OpinionPREMIUM

ISMAIL LAGARDIEN: Passing the G20 leadership baton to the US comes with uncertainty

Handover to Washington may be too late for its role as provider of hegemonic stability

Media Centre at the he G20 SA Leaders' Summit at Nasrec EXPO Centre in Johannesburg. Picture: Freddy Mavunda.© Business Day (Freddy Mavunda)

The politicians, bureaucrats and technocrats who participated in the G20 meetings of the past about a week have departed. We therefore have time to reflect on the relationships between individual brushstrokes of the G20 and what they mean in the big picture.

I should dispense early with easy reasoning that we have reached a turning point in history. We’re mere chroniclers documenting events around us; history will be written in the future. Yet, we can try to make sense of some of it.

Beliefs, values and ideas matter. Never mind my personal and intellectual reservations; this year’s Nobel prize in economics was awarded to three Schumpeterian thinkers: Philippe Aghion, Peter Howitt and Joel Mokyr. I share Mokyr’s belief that social change and transformation — he refers to “economic change” — rely as heavily on beliefs and values as on ideas. I don’t share the belief that economics can and should explain everything.

Regarding the G20 leadership changing from South Africa to the US next year, in a more global historical arc South Africa’s leadership carries heavy symbolic and political weight. This weight cannot be sustained though without relying on the presence and power of the Global South, putatively led by the Brics bloc.

The US leadership is guaranteed only due to its continued military might. The postwar liberal international order has been kept in place by the US willingness to be the lender of last resort, a large domestic market and an attendant military power.

The power of the US military is the only one of those constitutive elements of postwar stability that remains in place relatively unchallenged, or so it seems. The US has shown repeatedly that not only does it still have military power, but also that it is willing to use it. With minimal success, usually, but with maximal destruction.

Schumpeter provides evidence of US weaknesses. I’m not going with the “collapse” theory; it’s too soon to tell. In Schumpeterian terms, the success of capitalism in the US has led to deindustrialisation, rising inequality, a decline of the middle class with attendant instability, a flight of intellectuals and elite capture. Remember all those criticisms about Soviet communism, especially rule by a narrow elite.
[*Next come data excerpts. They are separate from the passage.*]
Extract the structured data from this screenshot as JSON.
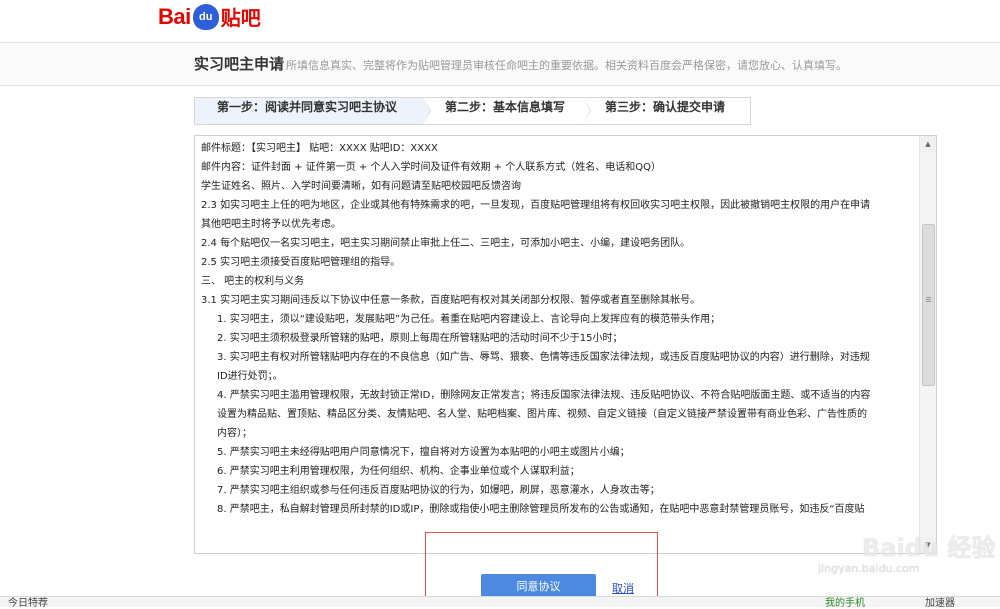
{
  "logo": {
    "bai": "Bai",
    "du": "du",
    "tieba": "贴吧"
  },
  "header": {
    "title": "实习吧主申请",
    "desc": "所填信息真实、完整将作为贴吧管理员审核任命吧主的重要依据。相关资料百度会严格保密，请您放心、认真填写。"
  },
  "steps": [
    {
      "label": "第一步：阅读并同意实习吧主协议"
    },
    {
      "label": "第二步：基本信息填写"
    },
    {
      "label": "第三步：确认提交申请"
    }
  ],
  "agreement": {
    "lines": [
      "邮件标题：【实习吧主】 贴吧：XXXX 贴吧ID：XXXX",
      "邮件内容：证件封面 + 证件第一页 + 个人入学时间及证件有效期 + 个人联系方式（姓名、电话和QQ）",
      "学生证姓名、照片、入学时间要清晰，如有问题请至贴吧校园吧反馈咨询",
      "2.3 如实习吧主上任的吧为地区，企业或其他有特殊需求的吧，一旦发现，百度贴吧管理组将有权回收实习吧主权限，因此被撤销吧主权限的用户在申请",
      "其他吧吧主时将予以优先考虑。",
      "2.4 每个贴吧仅一名实习吧主，吧主实习期间禁止审批上任二、三吧主，可添加小吧主、小编，建设吧务团队。",
      "2.5 实习吧主须接受百度贴吧管理组的指导。",
      "三、 吧主的权利与义务",
      "3.1 实习吧主实习期间违反以下协议中任意一条款，百度贴吧有权对其关闭部分权限、暂停或者直至删除其帐号。",
      "1. 实习吧主，须以“建设贴吧，发展贴吧”为己任。着重在贴吧内容建设上、言论导向上发挥应有的模范带头作用；",
      "2. 实习吧主须积极登录所管辖的贴吧，原则上每周在所管辖贴吧的活动时间不少于15小时；",
      "3. 实习吧主有权对所管辖贴吧内存在的不良信息（如广告、辱骂、猥亵、色情等违反国家法律法规，或违反百度贴吧协议的内容）进行删除，对违规",
      "ID进行处罚；。",
      "4. 严禁实习吧主滥用管理权限，无故封锁正常ID，删除网友正常发言；将违反国家法律法规、违反贴吧协议、不符合贴吧版面主题、或不适当的内容",
      "设置为精品贴、置顶贴、精品区分类、友情贴吧、名人堂、贴吧档案、图片库、视频、自定义链接（自定义链接严禁设置带有商业色彩、广告性质的",
      "内容）；",
      "5. 严禁实习吧主未经得贴吧用户同意情况下，擅自将对方设置为本贴吧的小吧主或图片小编；",
      "6. 严禁实习吧主利用管理权限，为任何组织、机构、企事业单位或个人谋取利益；",
      "7. 严禁实习吧主组织或参与任何违反百度贴吧协议的行为，如爆吧，刷屏，恶意灌水，人身攻击等；",
      "8. 严禁吧主，私自解封管理员所封禁的ID或IP，删除或指使小吧主删除管理员所发布的公告或通知，在贴吧中恶意封禁管理员账号，如违反“百度贴"
    ]
  },
  "scrollbar": {
    "up_arrow": "▲",
    "down_arrow": "▼"
  },
  "actions": {
    "agree_label": "同意协议",
    "cancel_label": "取消"
  },
  "watermark": {
    "title": "Baidu 经验",
    "url": "jingyan.baidu.com"
  },
  "bottom_bar": {
    "left": "今日特荐",
    "mid": "我的手机",
    "right": "加速器"
  },
  "colors": {
    "brand_red": "#e10602",
    "brand_blue": "#2e5fd8",
    "button_blue": "#4b8ae0",
    "highlight_red": "#e25050"
  }
}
At the base of this Schumpeterian explanation is his idea of “creative destruction”, which he believed necessarily led to innovation and renewal. Except the advances in science and technology (AI in particular), have left most people in the US (and the world, for that matter) scrambling to find a place in society.

I first noticed rising resistance during the Barack Obama presidency. Donald Trump, in turn, presented himself as the antiglobalist who would tame runaway technological and uncontrollable global political economic forces, or at least bring it all back under control and “Make America Great Again”.
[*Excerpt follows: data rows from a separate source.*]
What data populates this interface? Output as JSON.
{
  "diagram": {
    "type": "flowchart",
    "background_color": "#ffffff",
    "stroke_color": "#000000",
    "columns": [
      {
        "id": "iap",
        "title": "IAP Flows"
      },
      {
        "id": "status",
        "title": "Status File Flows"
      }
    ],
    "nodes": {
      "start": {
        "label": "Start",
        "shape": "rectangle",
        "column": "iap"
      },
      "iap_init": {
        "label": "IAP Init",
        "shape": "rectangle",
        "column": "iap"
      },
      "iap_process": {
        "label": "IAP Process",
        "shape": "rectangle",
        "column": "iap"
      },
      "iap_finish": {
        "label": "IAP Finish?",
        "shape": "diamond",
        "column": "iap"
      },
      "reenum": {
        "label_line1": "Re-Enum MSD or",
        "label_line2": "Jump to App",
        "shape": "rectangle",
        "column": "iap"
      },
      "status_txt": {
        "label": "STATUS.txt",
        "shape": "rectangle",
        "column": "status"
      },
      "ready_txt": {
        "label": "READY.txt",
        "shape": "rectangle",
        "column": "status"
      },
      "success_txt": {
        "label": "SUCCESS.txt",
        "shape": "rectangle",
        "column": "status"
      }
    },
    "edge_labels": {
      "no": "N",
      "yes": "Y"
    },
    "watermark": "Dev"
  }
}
Handing the baton of G20 leadership to the US may be a little too late for Washington’s role as provider of hegemonic stability. Abroad, use of the dollar in international exchange is being challenged. Domestically, the country has seen increases in the prices of consumer goods, education and healthcare, increased reliance on food stamps, a crisis in agriculture (increased operational costs, market volatility and an overall decline in trade surplus), and a decline in manufacturing and employment, which accelerated with the rise of China in the late 1990s. The debates about “affordability” in the US have as much to do with Trump’s tariff wars as they have to do with a longer-run loss of buying power since about 2000.

The G20 was created in 1999, with significant intellectual contribution by South Africa, mainly in response to recurrent financial, economic, banking and currency crises over the preceding about 25 years. The G20’s record may have turned out to be relatively successful if it were not for the US banking crisis of 2007/08.

• Lagardien, an external examiner at the Nelson Mandela School of Public Governance, has worked in the office of the chief economist of the World Bank as well as the secretariat of the National Planning Commission.